Fuji X100F Quick Owner Review


I bought this camera from Amazon UK in February 2020.

I paid £899. This was just after the X100V was released, so the price was discounted by about £100.

The things that attracted me to the X100F were:

  • It’s a rangefinder
  • 35mm equivalent lens (My favourite focal length)
  • Good price compared to the interchangeable lens Fuji models
  • Lots of dials and buttons instead of having to use menus on a screen
  • Leaf shutter means flash sync up to 1/4000
  • Hybrid viewfinder

I’ve been pleased with this camera since I got it. It’s nice to use, it fits in my coat pocket and it gives reasonably good results. (I haven’t used it for video yet so I won’t be commenting on that.)

Image Quality

Skin tones are pretty good. Other colours are maybe a little over-saturated for my liking but I just dial them down in PhotoShop.

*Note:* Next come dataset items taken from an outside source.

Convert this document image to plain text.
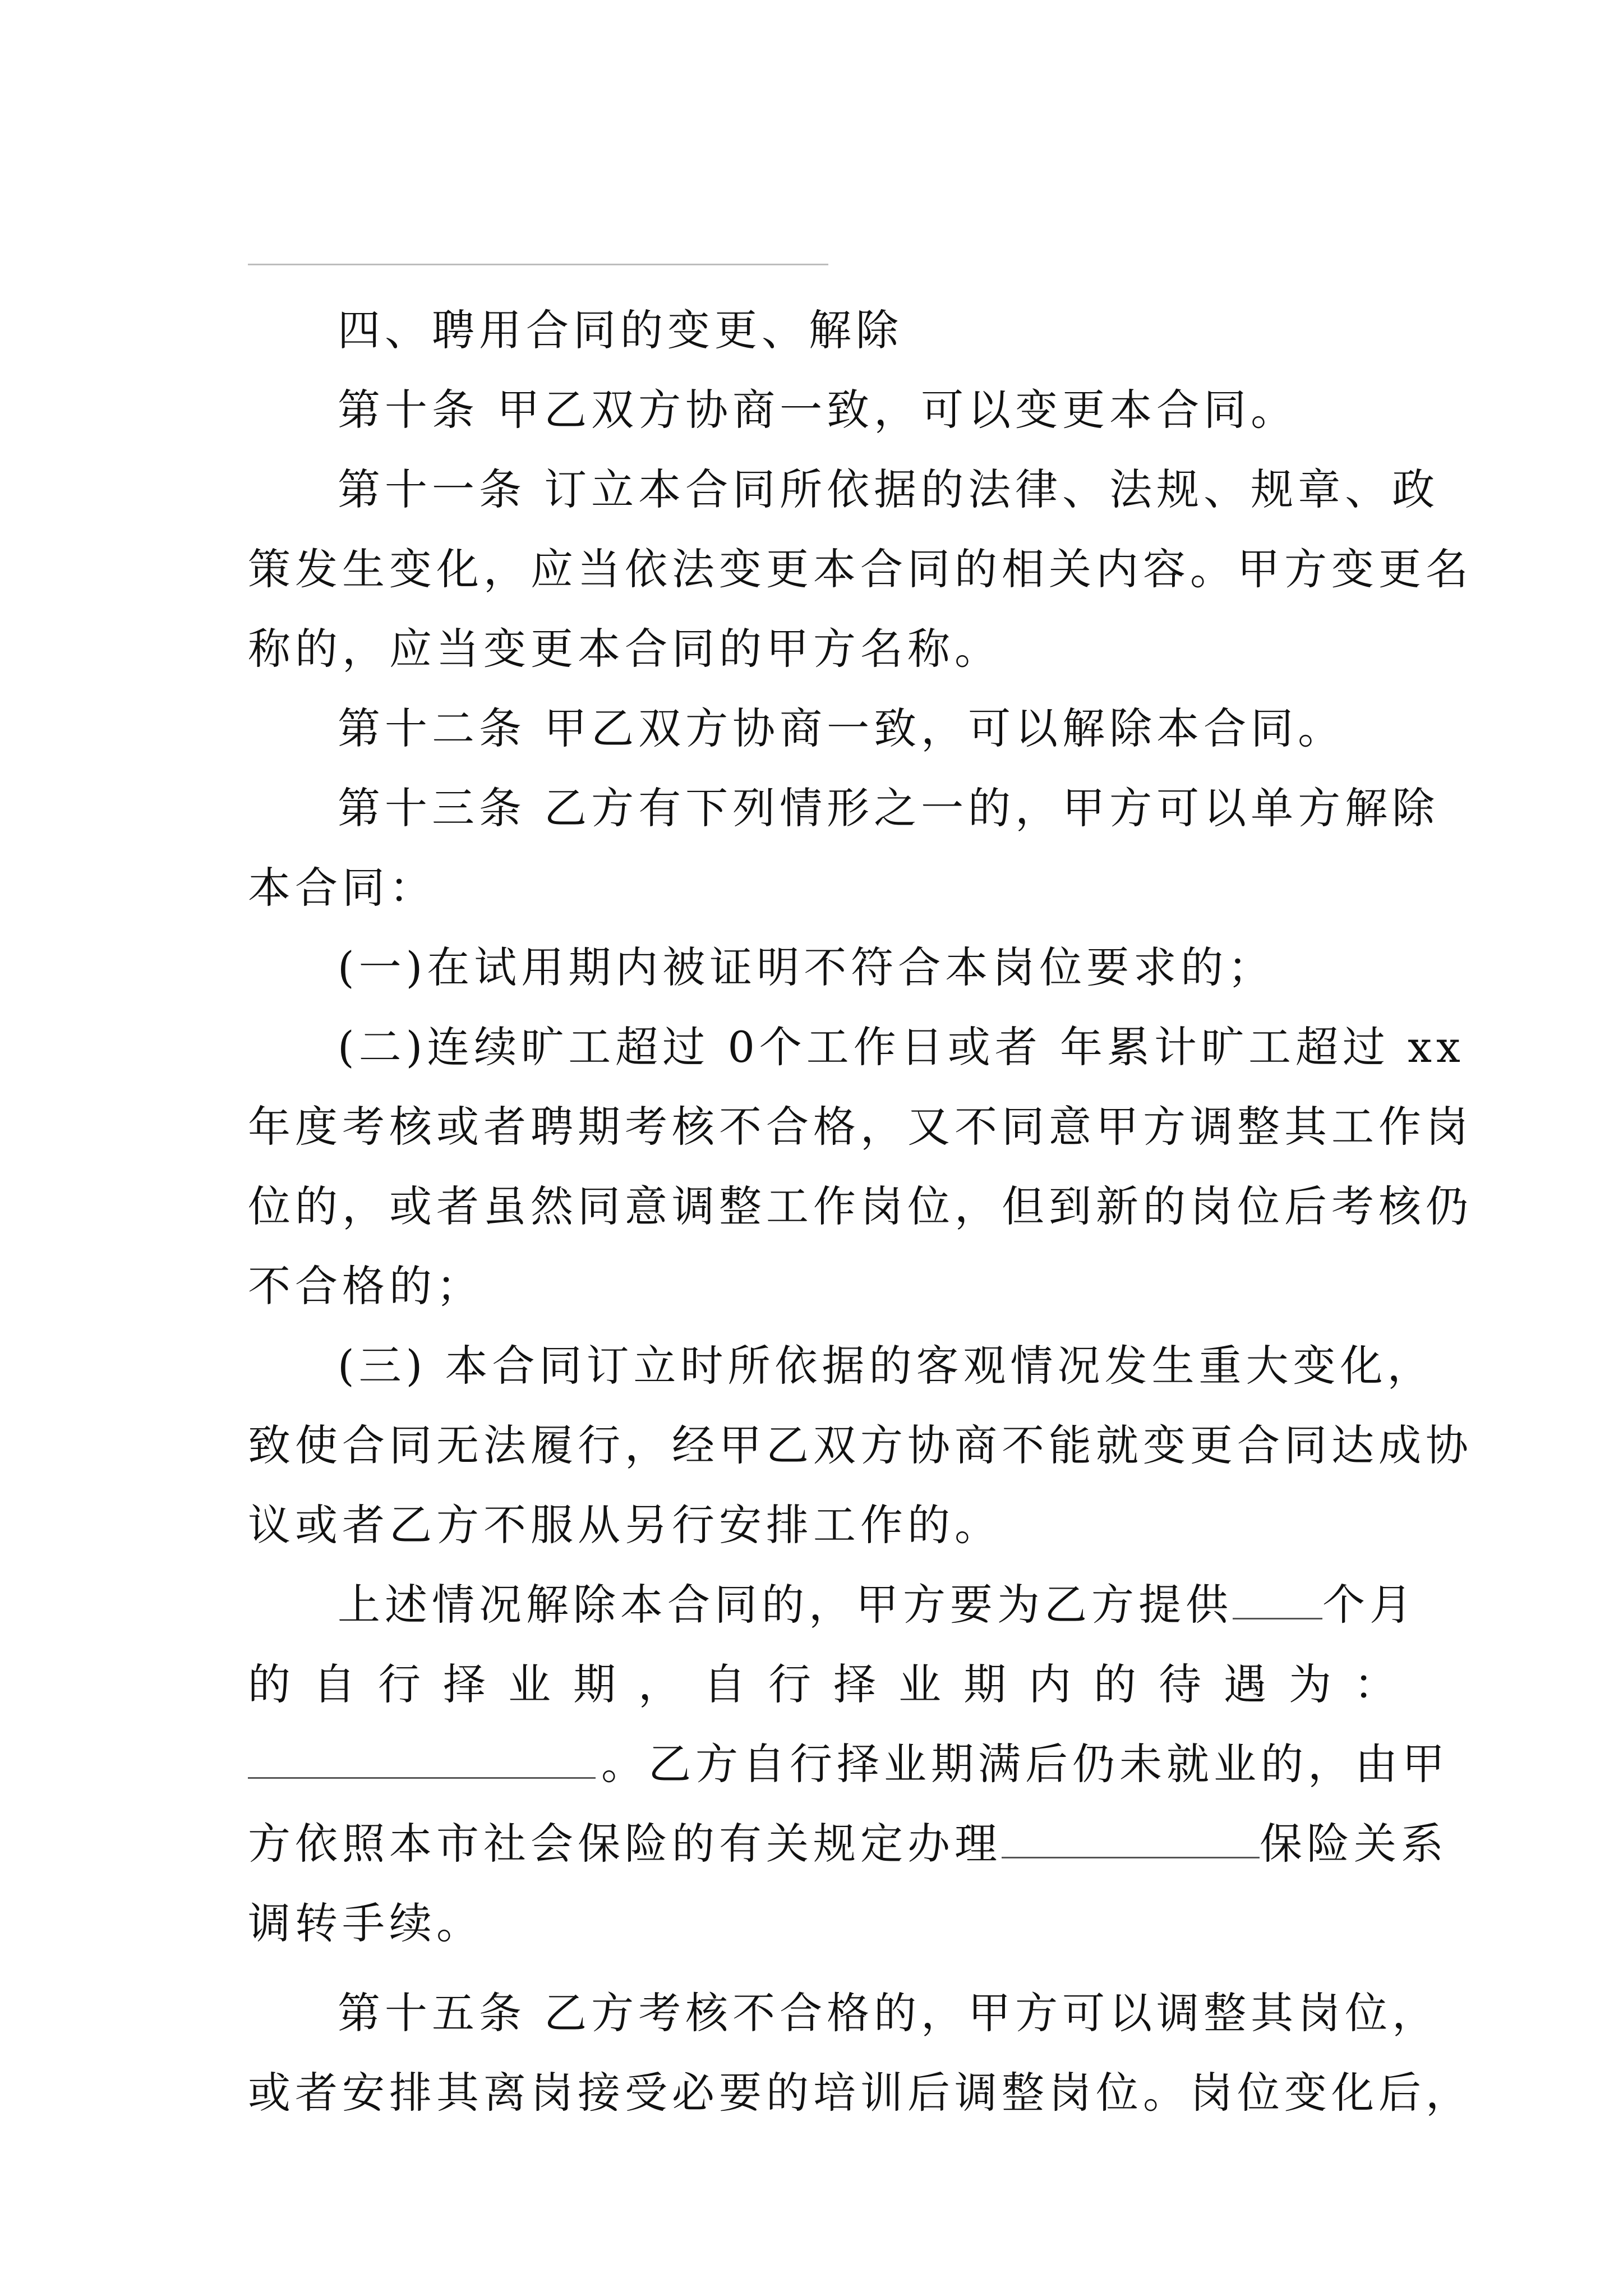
四、聘用合同的变更、解除

第十条 甲乙双方协商一致，可以变更本合同。

第十一条 订立本合同所依据的法律、法规、规章、政

策发生变化，应当依法变更本合同的相关内容。甲方变更名

称的，应当变更本合同的甲方名称。

第十二条 甲乙双方协商一致，可以解除本合同。

第十三条 乙方有下列情形之一的，甲方可以单方解除

本合同：

(一)在试用期内被证明不符合本岗位要求的；

(二)连续旷工超过 0个工作日或者 年累计旷工超过 xx

年度考核或者聘期考核不合格，又不同意甲方调整其工作岗

位的，或者虽然同意调整工作岗位，但到新的岗位后考核仍

不合格的；

(三) 本合同订立时所依据的客观情况发生重大变化，

致使合同无法履行，经甲乙双方协商不能就变更合同达成协

议或者乙方不服从另行安排工作的。

上述情况解除本合同的，甲方要为乙方提供 个月

的自行择业期，自行择业期内的待遇为：

。乙方自行择业期满后仍未就业的，由甲

方依照本市社会保险的有关规定办理	保险关系

调转手续。

第十五条 乙方考核不合格的，甲方可以调整其岗位，

或者安排其离岗接受必要的培训后调整岗位。岗位变化后，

Other reviewers say the JPGs are nice straight out of the camera but I always work with RAW files so I can’t comment.

One thing I don’t like, and this is my main criticism of the camera, is that at 100% magnification the image has a weird look to it, almost as though a watercolour filter has been applied. It’s not a huge problem for me: I mainly just put pictures on my blog at a small size, or share them by email with family. If you wanted to print at full-size this weird look might become apparent but I’ll just live with it.


I have no complaints about the lens. Apparently it’s a bit soft wide-open but softness has never bothered me. The new version (X100V) has a second aspheric element which improves things but it’s not enough of a reason for me to buy it.


Rear controls.

It has lots of dials and buttons on the body for controlling various things including:

  • ISO
  • Shutter speed
  • Viewfinder option – Optical or Electronic
  • Focus option – Manual or auto
  • A quick select button 
  • Exposure compensation
  • Lot of others

I prefer analog controls like this to having to scroll through menus on screen.

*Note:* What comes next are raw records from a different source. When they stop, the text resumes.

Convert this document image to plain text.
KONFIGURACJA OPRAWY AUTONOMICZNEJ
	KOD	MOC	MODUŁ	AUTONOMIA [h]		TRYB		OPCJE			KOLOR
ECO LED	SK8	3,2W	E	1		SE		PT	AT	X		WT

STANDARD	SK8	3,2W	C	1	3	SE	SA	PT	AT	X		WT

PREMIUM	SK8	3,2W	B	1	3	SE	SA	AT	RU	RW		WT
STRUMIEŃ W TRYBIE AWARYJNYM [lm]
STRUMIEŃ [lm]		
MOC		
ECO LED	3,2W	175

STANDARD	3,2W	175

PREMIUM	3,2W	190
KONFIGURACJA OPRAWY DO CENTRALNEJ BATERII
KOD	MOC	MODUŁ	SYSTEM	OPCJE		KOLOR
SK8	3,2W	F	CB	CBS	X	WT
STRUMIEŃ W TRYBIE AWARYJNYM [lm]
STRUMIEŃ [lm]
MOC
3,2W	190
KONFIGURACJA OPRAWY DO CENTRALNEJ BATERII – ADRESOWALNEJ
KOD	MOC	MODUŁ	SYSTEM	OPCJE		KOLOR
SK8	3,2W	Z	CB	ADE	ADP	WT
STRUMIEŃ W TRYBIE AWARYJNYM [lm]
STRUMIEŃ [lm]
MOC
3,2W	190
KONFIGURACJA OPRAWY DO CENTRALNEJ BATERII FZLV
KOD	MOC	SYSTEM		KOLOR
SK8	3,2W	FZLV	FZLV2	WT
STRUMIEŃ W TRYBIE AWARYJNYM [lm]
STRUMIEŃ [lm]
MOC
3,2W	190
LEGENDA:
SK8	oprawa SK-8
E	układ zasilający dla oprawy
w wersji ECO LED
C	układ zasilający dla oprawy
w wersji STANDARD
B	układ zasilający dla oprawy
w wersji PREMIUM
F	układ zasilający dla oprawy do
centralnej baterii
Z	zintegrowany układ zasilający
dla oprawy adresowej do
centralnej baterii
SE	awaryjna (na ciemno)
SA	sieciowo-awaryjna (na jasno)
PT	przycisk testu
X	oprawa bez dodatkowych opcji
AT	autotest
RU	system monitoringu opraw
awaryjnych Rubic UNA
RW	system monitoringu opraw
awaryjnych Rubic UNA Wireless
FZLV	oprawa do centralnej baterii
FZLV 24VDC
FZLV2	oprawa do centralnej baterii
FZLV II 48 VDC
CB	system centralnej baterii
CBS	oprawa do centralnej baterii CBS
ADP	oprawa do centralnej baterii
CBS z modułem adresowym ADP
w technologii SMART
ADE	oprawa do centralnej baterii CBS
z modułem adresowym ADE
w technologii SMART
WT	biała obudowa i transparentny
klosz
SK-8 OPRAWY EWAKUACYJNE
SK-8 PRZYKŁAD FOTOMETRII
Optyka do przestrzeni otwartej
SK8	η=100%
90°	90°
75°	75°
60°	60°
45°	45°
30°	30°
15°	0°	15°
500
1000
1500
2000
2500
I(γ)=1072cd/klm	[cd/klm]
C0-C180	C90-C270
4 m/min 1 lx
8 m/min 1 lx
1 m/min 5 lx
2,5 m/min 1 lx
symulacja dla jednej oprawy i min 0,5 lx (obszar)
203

You can select either an optical or electronic viewfinder.

What the view through the optical viewfinder looks like. This is with the optional electronic chunk in the bottom right.

The optical one is fine: nice and clear. However, I mainly use the electronic finder since it gives a more accurate rendering of what the sensor is ‘Seeing’. If you use optical, you have to work with parallax lines which aren’t so reliable. 

The electronic finder is reasonably detailed (The new X100V has more pixels). I find it quite usable.

View through the electronic viewfinder.

If you use the optical finder, you can optionally have a little electronic image displayed in the bottom right corner. 

Information in the finder includes:

  • Shutter speed
  • Aperture
  • Exposure compensation
  • Battery health

Sample File

Straight out of the camera / converted from RAW file


I think this is a great little camera. It gives nice results, it’s not too expensive and it’s pleasant  to use. Its successor, the X100V, has some detail improvements but not enough to make me want to spend the extra money on it.